Physiotherapy for gluteal tendinopathy

Dr Angie Fearon has authored a comprehensive Invited Topical Review on the optimal management strategies for gluteal tendinopathy—a leading cause of hip pain. Angie agreed to answer a few questions on her review.
Your Invited Topical Review recognises a diverse array of treatment options for gluteal tendinopathy. Your findings suggest that corticosteroid injections provide only short-term relief. Why do you think they remain a popular treatment option?
Corticosteroid injections have long been the treatment mainstay for gluteal tendinopathy.
In many cases, they provide almost instant pain relief in the short to medium term, likely giving the impression of an effective treatment when they are merely a ‘quick fix’.
Corticosteroid injections don’t address underlying biomechanical issues or impairments and there are harmful effects associated with multiple injections.
Frequently, the problem returns.
Exercise and education appear to offer the best long-term outcomes. What specific elements of these interventions make them so effective?
Currently, we don’t have a definite answer regarding which elements make education and exercise effective.
Based on the secondary analysis of the LEAP trial, education and exercise provide patients with higher levels of self-efficacy, enabling them to feel more in control of their situation.
Providing patients with education about reducing tendon compression and overload appears to reduce ongoing aggravating factors.
When this education is combined with exercises to improve lower limb strength, patients may experience better outcomes.
Were there any surprising insights from the research that challenged existing treatment paradigms?
I was surprised that in the long term it didn’t seem to matter what type of lower limb exercises were prescribed; patients improved.
I expected exercise programs that focused on strengthening the lateral hip structures to be superior to the less targeted lower limb exercises.
Patients’ improvement may stem from their deconditioned state, meaning that almost any exercise will help, or perhaps by providing the exercises we are giving patients some control of the situation.
How should physiotherapists modify their approach when managing patients with gluteal tendinopathy who have comorbidities like lower back pain or knee osteoarthritis?
I make sure the patient knows that the two or three concurrent conditions are linked and that we need to address all of them.
Using a patient-centred approach, I set goals with the patient and then prescribe an exercise program that addresses their comorbidities based on the patient’s exercise preferences.
I may also provide short-term hands-on therapy, eg, a few sessions of spinal or knee mobilisation to improve range of movement.
What future research directions do you think are most important for advancing our understanding and treatment of gluteal tendinopathy?
A key priority is the development of a core set of outcome measures for gluteal tendinopathy.

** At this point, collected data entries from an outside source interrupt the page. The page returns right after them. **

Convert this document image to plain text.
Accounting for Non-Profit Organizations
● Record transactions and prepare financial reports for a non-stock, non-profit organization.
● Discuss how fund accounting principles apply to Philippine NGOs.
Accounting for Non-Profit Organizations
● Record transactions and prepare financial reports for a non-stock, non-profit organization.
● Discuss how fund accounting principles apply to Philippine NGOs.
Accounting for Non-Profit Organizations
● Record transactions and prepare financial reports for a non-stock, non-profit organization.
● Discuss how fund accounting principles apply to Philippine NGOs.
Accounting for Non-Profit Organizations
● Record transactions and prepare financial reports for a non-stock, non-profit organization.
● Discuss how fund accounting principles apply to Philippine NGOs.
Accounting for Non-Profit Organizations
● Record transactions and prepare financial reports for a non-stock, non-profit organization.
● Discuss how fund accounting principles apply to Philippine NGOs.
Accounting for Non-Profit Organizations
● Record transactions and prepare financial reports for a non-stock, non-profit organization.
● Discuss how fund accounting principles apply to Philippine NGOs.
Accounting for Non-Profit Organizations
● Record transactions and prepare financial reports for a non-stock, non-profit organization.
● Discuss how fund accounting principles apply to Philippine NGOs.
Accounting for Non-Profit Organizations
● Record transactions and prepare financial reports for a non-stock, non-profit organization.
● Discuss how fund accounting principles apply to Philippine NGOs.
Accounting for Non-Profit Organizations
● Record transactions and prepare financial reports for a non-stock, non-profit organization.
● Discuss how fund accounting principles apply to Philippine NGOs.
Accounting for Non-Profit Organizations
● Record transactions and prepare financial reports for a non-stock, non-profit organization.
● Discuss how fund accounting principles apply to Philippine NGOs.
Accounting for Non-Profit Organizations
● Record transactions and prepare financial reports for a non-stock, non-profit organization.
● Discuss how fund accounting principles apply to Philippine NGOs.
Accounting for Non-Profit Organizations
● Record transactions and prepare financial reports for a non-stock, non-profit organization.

This work is currently underway.
Another significant task is identifying treatments that rapidly reduce pain as effectively as cortisone injections, without their iatrogenic issues, while empowering patients to take control of their situation.
We know from the LEAP trial that pain can be reduced in four weeks.
However, I think that both patients and GPs are looking for faster-acting treatments.
We need to address this to move away from cortisone injections.
Exercise and education may accomplish this but short-term outcomes haven’t been reported, so we don’t know.
In my clinical experience, and with some preliminary data, Dynamic Tape provides short-term benefit to some patients; however, more robust testing is needed.
Dry needling appears to achieve this too but includes a passive patient interaction with the therapy itself.
Another priority area is improving our understanding of the patients most affected by night pain (some patients only have night pain).
Addressing this would transform many patients’ lives.
We need more high-quality randomised controlled trials on relevant education and exercises, alongside better methods to translate the findings into practice.
Ideally, these trials will include patients with comorbidities.
This likely means conducting trials with large sample sizes and creative protocols that can incorporate the patients’ comorbidities while addressing the primary research question around management of gluteal tendinopathy.
>>Dr Angie Fearon APAM is an associate professor at the University of Canberra, where she teaches entry-level physiotherapists and undertakes clinical research. She is also a researcher and clinical physiotherapist with over 35 years of clinical and over 15 years of research experience. Angie’s research aims to provide clinicians with tools to address daily clinical challenges and her primary focus is the assessment and management of hip pain.